Through the program, I learned a lot about the logistics of running clinical studies: the standard operating procedures that entail, how to gain an individual’s consent, how to approach doctors and patients, and how this all fits in the broader scheme of improving healthcare. Identifying eligible patients required that I understood how to read the patient board and patient medical records. Therefore, I became familiar with various medical abbreviations such as DVT (deep vein thrombosis) or SOB (shortness of breath) and learned to read medical exam results. However, direct patient interactions like the one described above were experiences that truly solidified the notion that I was working in a healthcare setting that required me to insert myself directly into the hub of patient care.

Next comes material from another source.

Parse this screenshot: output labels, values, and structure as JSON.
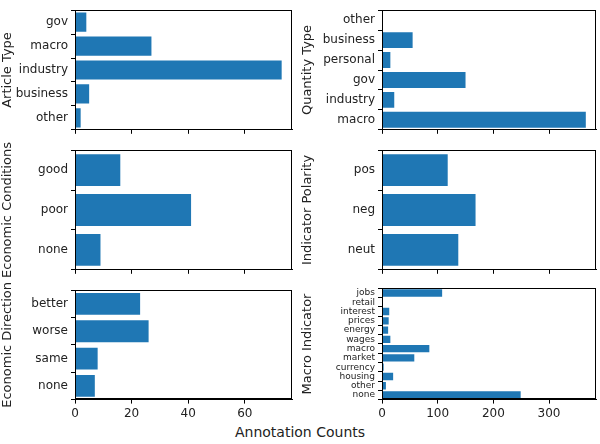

In high school, I first had the opportunity to do wet-lab research with Dr. Tim Greten of the Thoracic and Gastrointestinal Oncology Branch at the National Cancer Institute. I was able to extensively learn about immunology and the specific techniques widely used in the discipline. The following year, I worked with Dr. Gregoire Altan-Bonnet of the Cancer and Inflammation Program at NCI, and was fortunate enough to make a contribution to a Molecular Cell publication. Last year, I volunteered at the Mansfield Kaseman Health Clinic where I worked as the assistant to the executive director and as a receptionist. However all those experiences were much more peripheral than this one at Weill Cornell.
Thus, as a student aspiring to become a practicing physician, this internship was a great opportunity for me to participate in a setting I saw myself the most in in the future; and I wish to thank my alumni sponsors and the ’68 Center for Career Exploration for this experience.